Looking back there is a case for both of these scenarios having happened to some extent. The major crimes of the early downturn appeared to be the theft of items such as diesel and metal machinery and oddities (manhole covers, cable and statues) for scrap value. These thefts did lead to an increase in surveillance and monitoring applications and the theft of fuel (as prices remain high) is still a major problem for the police.
Indeed the CCTV market in the UK did not slow down during the recession as a recent report from Key Note shows a value growth of 3.1% in 2012 and a 5.8% growth in 2013. People did not stop buying cameras in general, but the major contracts were held back.
In terms of shelved projects this was a problem for installers as there was an increasing reliance upon existing customers and maintenance contracts to get through the tough times. Furthermore the much publicised encroachment of IT integrators moving into the security sphere along with the introduction of cheap DIY network security products on the high street added further pressures to the bottom line.
But changes are apparently afoot. The green shoots of recovery are now beginning to blossom and many of the people we have spoken to over the last few months have said that they are definitely seeing a change in the market. Indeed all the signs from the economic commentators give the impression that the UK market is doing rather well these days. Industrial output is up, the service sector is still growing, unemployment is down, house prices are rising and house building is also on the up and other similar factors are all contributing to the fact that the UK is currently showing signs of having the best growth of all the G7 countries. Most experts (apart from those with political agendas) agree that the economic tide had turned.

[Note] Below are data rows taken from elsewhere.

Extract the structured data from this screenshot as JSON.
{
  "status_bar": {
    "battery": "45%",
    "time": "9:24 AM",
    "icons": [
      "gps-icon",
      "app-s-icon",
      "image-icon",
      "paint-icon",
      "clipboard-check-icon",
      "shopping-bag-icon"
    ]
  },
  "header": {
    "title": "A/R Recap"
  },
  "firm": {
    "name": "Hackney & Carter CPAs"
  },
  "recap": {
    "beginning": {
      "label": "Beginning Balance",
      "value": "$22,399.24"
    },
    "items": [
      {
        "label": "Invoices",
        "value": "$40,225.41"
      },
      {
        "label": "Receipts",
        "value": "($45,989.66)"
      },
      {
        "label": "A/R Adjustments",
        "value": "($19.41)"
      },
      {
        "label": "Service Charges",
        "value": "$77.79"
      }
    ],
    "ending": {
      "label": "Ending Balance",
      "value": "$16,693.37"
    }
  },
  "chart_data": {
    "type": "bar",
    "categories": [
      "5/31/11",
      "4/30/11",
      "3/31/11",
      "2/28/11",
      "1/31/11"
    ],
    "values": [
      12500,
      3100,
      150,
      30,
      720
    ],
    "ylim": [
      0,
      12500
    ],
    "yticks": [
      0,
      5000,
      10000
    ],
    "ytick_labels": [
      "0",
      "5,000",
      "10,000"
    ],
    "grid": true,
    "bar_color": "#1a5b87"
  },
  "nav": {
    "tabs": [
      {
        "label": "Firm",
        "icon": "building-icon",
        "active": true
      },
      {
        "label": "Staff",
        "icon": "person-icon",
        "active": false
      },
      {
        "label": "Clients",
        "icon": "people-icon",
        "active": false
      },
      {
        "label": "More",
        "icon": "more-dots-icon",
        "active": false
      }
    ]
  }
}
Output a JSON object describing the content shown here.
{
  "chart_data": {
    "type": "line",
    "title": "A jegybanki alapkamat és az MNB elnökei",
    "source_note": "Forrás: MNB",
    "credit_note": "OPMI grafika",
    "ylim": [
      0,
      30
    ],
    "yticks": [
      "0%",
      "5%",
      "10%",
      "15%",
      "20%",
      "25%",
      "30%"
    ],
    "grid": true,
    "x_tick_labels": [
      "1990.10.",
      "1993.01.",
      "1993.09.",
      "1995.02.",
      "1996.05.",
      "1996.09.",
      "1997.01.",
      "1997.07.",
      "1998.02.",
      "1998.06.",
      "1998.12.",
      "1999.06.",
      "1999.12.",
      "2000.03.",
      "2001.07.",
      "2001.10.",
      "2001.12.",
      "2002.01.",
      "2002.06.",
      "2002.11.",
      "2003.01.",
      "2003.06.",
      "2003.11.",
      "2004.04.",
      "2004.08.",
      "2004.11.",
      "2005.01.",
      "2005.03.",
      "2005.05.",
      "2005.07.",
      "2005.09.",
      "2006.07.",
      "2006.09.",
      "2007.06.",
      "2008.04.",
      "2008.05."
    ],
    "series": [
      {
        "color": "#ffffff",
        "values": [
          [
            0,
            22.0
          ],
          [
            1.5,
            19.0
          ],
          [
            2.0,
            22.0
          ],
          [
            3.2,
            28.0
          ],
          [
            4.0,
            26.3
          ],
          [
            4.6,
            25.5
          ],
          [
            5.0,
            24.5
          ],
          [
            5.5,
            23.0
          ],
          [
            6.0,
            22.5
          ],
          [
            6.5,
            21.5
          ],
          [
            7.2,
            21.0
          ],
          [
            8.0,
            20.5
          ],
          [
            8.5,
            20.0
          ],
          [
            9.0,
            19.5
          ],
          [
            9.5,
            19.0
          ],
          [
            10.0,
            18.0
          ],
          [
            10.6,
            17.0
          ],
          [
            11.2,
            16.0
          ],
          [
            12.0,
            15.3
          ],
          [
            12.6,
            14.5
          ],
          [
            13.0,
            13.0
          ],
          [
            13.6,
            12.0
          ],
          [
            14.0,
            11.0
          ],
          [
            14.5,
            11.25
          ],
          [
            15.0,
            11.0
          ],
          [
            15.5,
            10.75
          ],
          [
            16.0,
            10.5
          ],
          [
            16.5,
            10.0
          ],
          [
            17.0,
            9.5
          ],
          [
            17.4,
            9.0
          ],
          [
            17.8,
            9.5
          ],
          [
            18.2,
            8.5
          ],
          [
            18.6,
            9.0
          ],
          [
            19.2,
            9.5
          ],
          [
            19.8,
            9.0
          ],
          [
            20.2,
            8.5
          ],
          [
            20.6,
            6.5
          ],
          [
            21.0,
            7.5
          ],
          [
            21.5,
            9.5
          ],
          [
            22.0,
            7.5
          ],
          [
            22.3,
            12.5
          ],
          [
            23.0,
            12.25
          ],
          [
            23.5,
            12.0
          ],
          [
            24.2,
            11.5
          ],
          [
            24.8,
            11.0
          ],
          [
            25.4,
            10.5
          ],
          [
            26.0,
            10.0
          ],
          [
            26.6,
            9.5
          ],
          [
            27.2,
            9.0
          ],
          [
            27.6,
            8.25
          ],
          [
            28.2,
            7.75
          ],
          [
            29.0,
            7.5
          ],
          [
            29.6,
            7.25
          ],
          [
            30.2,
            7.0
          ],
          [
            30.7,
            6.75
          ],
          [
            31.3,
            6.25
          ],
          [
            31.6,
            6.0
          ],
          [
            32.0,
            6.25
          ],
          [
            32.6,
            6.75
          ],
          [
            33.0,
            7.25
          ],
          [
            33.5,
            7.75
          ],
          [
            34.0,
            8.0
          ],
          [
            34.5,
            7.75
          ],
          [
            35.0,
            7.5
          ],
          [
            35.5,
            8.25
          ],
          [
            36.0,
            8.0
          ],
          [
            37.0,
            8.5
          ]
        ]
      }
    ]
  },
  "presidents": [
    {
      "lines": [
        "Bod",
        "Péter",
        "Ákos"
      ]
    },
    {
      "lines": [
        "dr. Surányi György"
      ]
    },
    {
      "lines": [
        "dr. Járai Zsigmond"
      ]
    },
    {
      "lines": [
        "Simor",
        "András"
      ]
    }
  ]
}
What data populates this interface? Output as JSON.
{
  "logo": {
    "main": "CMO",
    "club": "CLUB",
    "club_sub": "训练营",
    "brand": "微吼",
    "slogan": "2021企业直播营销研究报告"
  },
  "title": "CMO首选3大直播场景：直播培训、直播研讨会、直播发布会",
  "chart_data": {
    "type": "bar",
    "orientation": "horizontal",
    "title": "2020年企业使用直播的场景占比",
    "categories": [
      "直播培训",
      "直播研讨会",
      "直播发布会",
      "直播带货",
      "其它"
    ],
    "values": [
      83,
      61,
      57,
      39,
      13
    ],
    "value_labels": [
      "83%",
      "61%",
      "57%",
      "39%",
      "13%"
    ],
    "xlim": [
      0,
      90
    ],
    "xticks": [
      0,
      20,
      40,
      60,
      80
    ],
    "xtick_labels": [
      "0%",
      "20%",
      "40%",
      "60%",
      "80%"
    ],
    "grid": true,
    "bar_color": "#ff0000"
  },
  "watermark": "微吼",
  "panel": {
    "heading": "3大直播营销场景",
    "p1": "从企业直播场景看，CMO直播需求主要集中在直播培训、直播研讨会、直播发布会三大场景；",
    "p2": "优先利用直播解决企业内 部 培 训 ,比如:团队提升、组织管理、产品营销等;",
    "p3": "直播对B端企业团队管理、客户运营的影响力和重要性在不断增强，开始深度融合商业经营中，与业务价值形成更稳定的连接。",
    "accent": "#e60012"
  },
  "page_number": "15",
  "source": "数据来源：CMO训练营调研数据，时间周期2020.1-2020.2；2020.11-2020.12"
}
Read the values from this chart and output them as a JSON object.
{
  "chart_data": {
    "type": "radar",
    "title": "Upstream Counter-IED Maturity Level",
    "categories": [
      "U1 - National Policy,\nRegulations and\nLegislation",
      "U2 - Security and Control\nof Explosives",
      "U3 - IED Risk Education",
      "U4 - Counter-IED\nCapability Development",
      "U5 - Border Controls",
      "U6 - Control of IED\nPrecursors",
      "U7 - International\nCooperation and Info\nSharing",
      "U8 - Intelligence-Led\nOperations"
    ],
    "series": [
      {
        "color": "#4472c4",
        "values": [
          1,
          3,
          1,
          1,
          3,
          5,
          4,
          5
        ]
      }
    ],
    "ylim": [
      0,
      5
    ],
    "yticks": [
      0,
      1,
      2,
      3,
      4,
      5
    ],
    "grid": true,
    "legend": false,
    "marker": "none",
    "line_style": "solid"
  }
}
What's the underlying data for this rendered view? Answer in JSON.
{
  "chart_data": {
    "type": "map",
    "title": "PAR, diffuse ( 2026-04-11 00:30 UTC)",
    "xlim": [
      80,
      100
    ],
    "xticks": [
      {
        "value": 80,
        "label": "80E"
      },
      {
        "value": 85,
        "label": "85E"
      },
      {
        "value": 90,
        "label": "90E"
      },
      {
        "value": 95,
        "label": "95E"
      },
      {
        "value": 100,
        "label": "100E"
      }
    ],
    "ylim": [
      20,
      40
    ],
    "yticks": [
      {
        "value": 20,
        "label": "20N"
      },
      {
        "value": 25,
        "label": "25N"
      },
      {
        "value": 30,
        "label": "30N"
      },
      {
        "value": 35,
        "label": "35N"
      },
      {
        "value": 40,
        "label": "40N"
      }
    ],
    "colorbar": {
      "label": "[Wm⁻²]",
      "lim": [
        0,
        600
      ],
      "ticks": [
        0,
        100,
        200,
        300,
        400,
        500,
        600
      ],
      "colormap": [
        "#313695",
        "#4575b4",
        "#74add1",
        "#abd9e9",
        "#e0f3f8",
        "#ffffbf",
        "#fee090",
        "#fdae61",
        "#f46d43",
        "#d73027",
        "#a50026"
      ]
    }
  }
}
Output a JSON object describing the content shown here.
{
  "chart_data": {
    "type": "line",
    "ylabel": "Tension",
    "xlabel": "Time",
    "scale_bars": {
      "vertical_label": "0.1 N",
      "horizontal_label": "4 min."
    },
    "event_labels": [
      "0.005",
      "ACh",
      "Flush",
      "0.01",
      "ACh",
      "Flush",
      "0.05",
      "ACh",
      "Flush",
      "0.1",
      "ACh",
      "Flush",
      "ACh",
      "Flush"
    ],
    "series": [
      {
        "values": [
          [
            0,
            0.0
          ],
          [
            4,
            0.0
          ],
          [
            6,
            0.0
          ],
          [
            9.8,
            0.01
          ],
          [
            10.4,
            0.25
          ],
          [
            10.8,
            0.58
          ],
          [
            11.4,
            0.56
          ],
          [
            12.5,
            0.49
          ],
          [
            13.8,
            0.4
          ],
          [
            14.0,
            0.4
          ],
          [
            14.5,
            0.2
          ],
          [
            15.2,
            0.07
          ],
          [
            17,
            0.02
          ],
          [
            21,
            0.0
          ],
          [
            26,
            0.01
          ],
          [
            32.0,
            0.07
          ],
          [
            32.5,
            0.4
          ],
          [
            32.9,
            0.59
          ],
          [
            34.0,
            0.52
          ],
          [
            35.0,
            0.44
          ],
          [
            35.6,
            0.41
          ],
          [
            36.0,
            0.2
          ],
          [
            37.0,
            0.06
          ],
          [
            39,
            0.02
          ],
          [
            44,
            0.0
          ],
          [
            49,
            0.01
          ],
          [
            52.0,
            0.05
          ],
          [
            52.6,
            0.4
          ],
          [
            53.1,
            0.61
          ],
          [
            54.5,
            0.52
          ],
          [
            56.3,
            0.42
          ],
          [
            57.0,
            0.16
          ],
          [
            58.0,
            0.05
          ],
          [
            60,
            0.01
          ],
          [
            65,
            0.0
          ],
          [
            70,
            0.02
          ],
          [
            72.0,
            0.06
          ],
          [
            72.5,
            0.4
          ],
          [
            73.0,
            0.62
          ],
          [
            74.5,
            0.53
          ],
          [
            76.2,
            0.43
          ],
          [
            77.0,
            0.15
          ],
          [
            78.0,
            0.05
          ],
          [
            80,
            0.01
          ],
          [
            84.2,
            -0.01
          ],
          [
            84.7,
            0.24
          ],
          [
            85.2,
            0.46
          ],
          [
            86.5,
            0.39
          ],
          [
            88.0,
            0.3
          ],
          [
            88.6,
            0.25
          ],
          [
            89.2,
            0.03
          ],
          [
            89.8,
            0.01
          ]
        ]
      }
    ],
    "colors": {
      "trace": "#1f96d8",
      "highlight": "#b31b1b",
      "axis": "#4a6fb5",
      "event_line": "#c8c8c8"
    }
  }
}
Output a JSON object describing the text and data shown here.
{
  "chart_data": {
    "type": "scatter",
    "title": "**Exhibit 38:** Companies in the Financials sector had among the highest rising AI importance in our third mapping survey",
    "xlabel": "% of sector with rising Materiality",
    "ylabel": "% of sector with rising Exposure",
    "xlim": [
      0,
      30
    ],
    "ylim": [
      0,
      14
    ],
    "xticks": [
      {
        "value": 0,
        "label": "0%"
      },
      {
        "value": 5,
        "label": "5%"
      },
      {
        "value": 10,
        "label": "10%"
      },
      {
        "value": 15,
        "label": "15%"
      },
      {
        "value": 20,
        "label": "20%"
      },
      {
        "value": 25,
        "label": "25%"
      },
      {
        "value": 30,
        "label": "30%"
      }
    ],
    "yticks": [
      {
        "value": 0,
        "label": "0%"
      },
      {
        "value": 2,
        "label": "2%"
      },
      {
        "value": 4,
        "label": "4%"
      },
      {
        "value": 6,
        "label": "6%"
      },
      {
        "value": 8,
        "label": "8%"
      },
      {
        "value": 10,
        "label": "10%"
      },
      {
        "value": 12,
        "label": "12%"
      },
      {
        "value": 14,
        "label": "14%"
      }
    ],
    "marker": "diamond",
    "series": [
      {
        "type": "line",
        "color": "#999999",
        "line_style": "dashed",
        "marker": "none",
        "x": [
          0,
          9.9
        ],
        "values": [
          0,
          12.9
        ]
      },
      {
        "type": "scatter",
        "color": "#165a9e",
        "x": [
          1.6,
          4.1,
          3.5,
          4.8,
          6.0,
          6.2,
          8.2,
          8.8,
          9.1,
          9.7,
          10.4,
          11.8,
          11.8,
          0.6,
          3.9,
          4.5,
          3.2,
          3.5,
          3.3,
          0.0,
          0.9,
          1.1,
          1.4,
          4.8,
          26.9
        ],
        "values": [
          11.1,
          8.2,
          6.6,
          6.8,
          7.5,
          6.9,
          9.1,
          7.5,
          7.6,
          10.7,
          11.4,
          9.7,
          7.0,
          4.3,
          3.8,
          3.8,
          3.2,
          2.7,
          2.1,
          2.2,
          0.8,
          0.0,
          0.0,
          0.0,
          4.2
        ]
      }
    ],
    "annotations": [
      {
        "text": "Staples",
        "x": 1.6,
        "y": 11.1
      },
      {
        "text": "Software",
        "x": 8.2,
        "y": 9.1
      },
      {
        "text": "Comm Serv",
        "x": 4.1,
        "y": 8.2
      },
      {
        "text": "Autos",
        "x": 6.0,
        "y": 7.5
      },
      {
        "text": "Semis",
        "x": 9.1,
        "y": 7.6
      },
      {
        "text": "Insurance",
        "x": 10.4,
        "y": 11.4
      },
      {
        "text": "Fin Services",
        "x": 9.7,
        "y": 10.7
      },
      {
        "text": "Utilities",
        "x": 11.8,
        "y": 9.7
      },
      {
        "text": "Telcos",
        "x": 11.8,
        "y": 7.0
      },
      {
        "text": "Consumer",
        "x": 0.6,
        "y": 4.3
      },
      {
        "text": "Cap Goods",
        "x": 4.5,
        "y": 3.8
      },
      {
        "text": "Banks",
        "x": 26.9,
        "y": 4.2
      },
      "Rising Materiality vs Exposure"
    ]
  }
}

On the crest of this wave the moth-balled projects are beginning to come to fruition and this is good news for the security installer as larger contracts are now on the table. The aforementioned market report from Key Note predicts a CCTV value growth of 3.8% for 2014 yet there are people that we have spoken to that believe this will be higher, especially once the summer holidays are over and companies begin looking to freeing up budgets that had been tightened in previous years.
Whatever the final figures prove to be, the times are beginning to look financially rosier for the security installer. Obviously there is not going to be a sudden pot of gold waiting for all of you in the office one morning, but all predictions are looking positive – which is much welcome news.